Impact of the BCR structure on CLL drug resistance

 

The B-cell receptor (BCR) is a vital structure for the development and homeostasis of normal B-lymphocytes, playing an important role in the life of neoplastic B cells. About a third of CLL patients carry BCR with quasi-identical IG sequences, also referred to as stereotyped BCR (Agathangelidis A et al., Blood 2012). Patients expressing the same stereotyped BCR often share similar genomic aberrations and clinical course of the disease. Here, we propose to better understand the impact of the BCR structure on CLL drug resistance through 2 main approaches: (a) characterization of CLL IG repertoire using next generation sequencing (NGS).
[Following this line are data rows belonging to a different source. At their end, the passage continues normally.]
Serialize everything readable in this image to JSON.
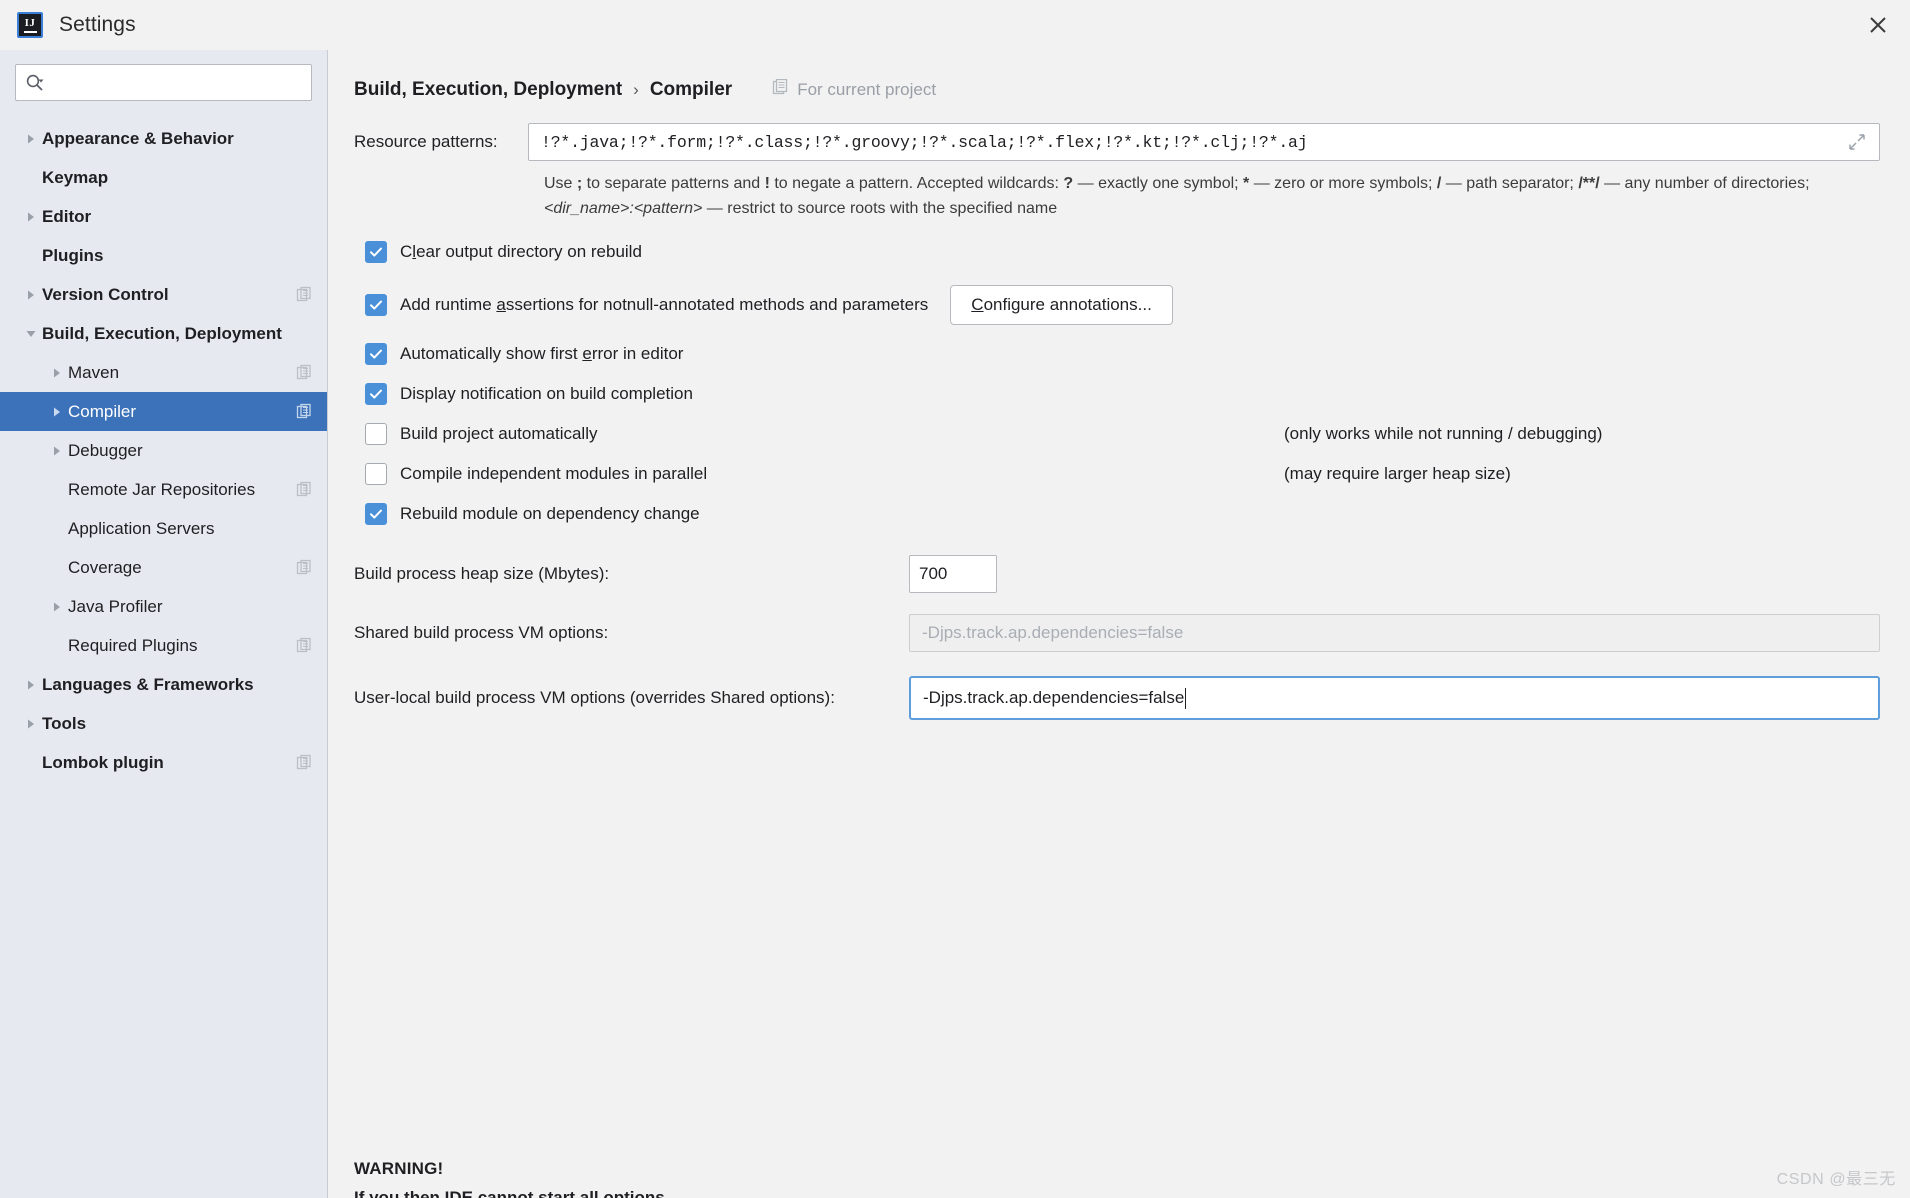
{
  "window": {
    "title": "Settings",
    "logo_icon": "intellij-idea-logo",
    "close_icon": "close-icon"
  },
  "sidebar": {
    "search": {
      "placeholder": "",
      "value": "",
      "icon": "search-icon",
      "dropdown_icon": "chevron-down-icon"
    },
    "items": [
      {
        "label": "Appearance & Behavior",
        "depth": 0,
        "arrow": "collapsed",
        "bold": true,
        "project_icon": false,
        "selected": false
      },
      {
        "label": "Keymap",
        "depth": 0,
        "arrow": "none",
        "bold": true,
        "project_icon": false,
        "selected": false
      },
      {
        "label": "Editor",
        "depth": 0,
        "arrow": "collapsed",
        "bold": true,
        "project_icon": false,
        "selected": false
      },
      {
        "label": "Plugins",
        "depth": 0,
        "arrow": "none",
        "bold": true,
        "project_icon": false,
        "selected": false
      },
      {
        "label": "Version Control",
        "depth": 0,
        "arrow": "collapsed",
        "bold": true,
        "project_icon": true,
        "selected": false
      },
      {
        "label": "Build, Execution, Deployment",
        "depth": 0,
        "arrow": "expanded",
        "bold": true,
        "project_icon": false,
        "selected": false
      },
      {
        "label": "Maven",
        "depth": 1,
        "arrow": "collapsed",
        "bold": false,
        "project_icon": true,
        "selected": false
      },
      {
        "label": "Compiler",
        "depth": 1,
        "arrow": "collapsed",
        "bold": false,
        "project_icon": true,
        "selected": true
      },
      {
        "label": "Debugger",
        "depth": 1,
        "arrow": "collapsed",
        "bold": false,
        "project_icon": false,
        "selected": false
      },
      {
        "label": "Remote Jar Repositories",
        "depth": 1,
        "arrow": "none",
        "bold": false,
        "project_icon": true,
        "selected": false
      },
      {
        "label": "Application Servers",
        "depth": 1,
        "arrow": "none",
        "bold": false,
        "project_icon": false,
        "selected": false
      },
      {
        "label": "Coverage",
        "depth": 1,
        "arrow": "none",
        "bold": false,
        "project_icon": true,
        "selected": false
      },
      {
        "label": "Java Profiler",
        "depth": 1,
        "arrow": "collapsed",
        "bold": false,
        "project_icon": false,
        "selected": false
      },
      {
        "label": "Required Plugins",
        "depth": 1,
        "arrow": "none",
        "bold": false,
        "project_icon": true,
        "selected": false
      },
      {
        "label": "Languages & Frameworks",
        "depth": 0,
        "arrow": "collapsed",
        "bold": true,
        "project_icon": false,
        "selected": false
      },
      {
        "label": "Tools",
        "depth": 0,
        "arrow": "collapsed",
        "bold": true,
        "project_icon": false,
        "selected": false
      },
      {
        "label": "Lombok plugin",
        "depth": 0,
        "arrow": "none",
        "bold": true,
        "project_icon": true,
        "selected": false
      }
    ]
  },
  "main": {
    "breadcrumb": {
      "root": "Build, Execution, Deployment",
      "separator": "›",
      "current": "Compiler",
      "scope_badge": "For current project",
      "scope_icon": "project-scope-icon"
    },
    "resource_patterns": {
      "label": "Resource patterns:",
      "value": "!?*.java;!?*.form;!?*.class;!?*.groovy;!?*.scala;!?*.flex;!?*.kt;!?*.clj;!?*.aj",
      "expand_icon": "expand-editor-icon"
    },
    "help_text": {
      "part1": "Use ",
      "sep_char": ";",
      "part2": " to separate patterns and ",
      "neg_char": "!",
      "part3": " to negate a pattern. Accepted wildcards: ",
      "q_char": "?",
      "part4": " — exactly one symbol; ",
      "star_char": "*",
      "part5": " — zero or more symbols; ",
      "slash_char": "/",
      "part6": " — path separator; ",
      "dirs_char": "/**/",
      "part7": " — any number of directories; ",
      "dirname_token": "<dir_name>:<pattern>",
      "part8": " — restrict to source roots with the specified name"
    },
    "checkboxes": [
      {
        "label_before": "C",
        "mnemonic": "l",
        "label_after": "ear output directory on rebuild",
        "checked": true,
        "hint": ""
      },
      {
        "label_before": "Add runtime ",
        "mnemonic": "a",
        "label_after": "ssertions for notnull-annotated methods and parameters",
        "checked": true,
        "hint": ""
      },
      {
        "label_before": "Automatically show first ",
        "mnemonic": "e",
        "label_after": "rror in editor",
        "checked": true,
        "hint": ""
      },
      {
        "label_before": "Display notification on build completion",
        "mnemonic": "",
        "label_after": "",
        "checked": true,
        "hint": ""
      },
      {
        "label_before": "Build project automatically",
        "mnemonic": "",
        "label_after": "",
        "checked": false,
        "hint": "(only works while not running / debugging)"
      },
      {
        "label_before": "Compile independent modules in parallel",
        "mnemonic": "",
        "label_after": "",
        "checked": false,
        "hint": "(may require larger heap size)"
      },
      {
        "label_before": "Rebuild module on dependency change",
        "mnemonic": "",
        "label_after": "",
        "checked": true,
        "hint": ""
      }
    ],
    "configure_annotations_button": {
      "label_before": "C",
      "mnemonic": "C",
      "label_after": "onfigure annotations..."
    },
    "heap": {
      "label": "Build process heap size (Mbytes):",
      "value": "700"
    },
    "shared_vm": {
      "label": "Shared build process VM options:",
      "value": "-Djps.track.ap.dependencies=false",
      "disabled": true
    },
    "user_vm": {
      "label": "User-local build process VM options (overrides Shared options):",
      "value": "-Djps.track.ap.dependencies=false",
      "focused": true
    },
    "warning": {
      "title": "WARNING!",
      "line2": "If you then IDE cannot start all options..."
    }
  },
  "watermark": "CSDN @最三无",
  "colors": {
    "selection_blue": "#3c72b9",
    "checkbox_blue": "#4a90d9",
    "focus_border": "#5f9ddb",
    "sidebar_bg": "#e6eaf0",
    "content_bg": "#f2f2f2"
  }
}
Within a European collaborative project (www.euroclonality.org), we will use a molecular barcoding strategy; improve our bioinformatics pipeline by introducing Big data-derived algorithmic approaches (collaboration with Dr Bernardes, Lab of Computational and Quantitative Biology, UMR 7238, UPMC); and develop graphic vizualization tools (collaboration with M Giraud, INRIA & CNRS, Lille). With this, we will be able to fully appreciate the clonal architecture of the CLL cells at the IG loci level and we will analyze its evolution during disease progression; (b) Impact of BCR antigen-binding specificity on leukemic cells behavior. We postulate that editing the IG variable region should alter the cellular response following BCR engagement. We will therefore use the CRISPR/Cas9 technology to edit the native IG variable region of CLL cell lines with those derived from stereotypic BCR CLL cases having opposite clinical behavior (indolent vs aggressive). These isogenic variants will be evaluated for their response to BCR stimulation.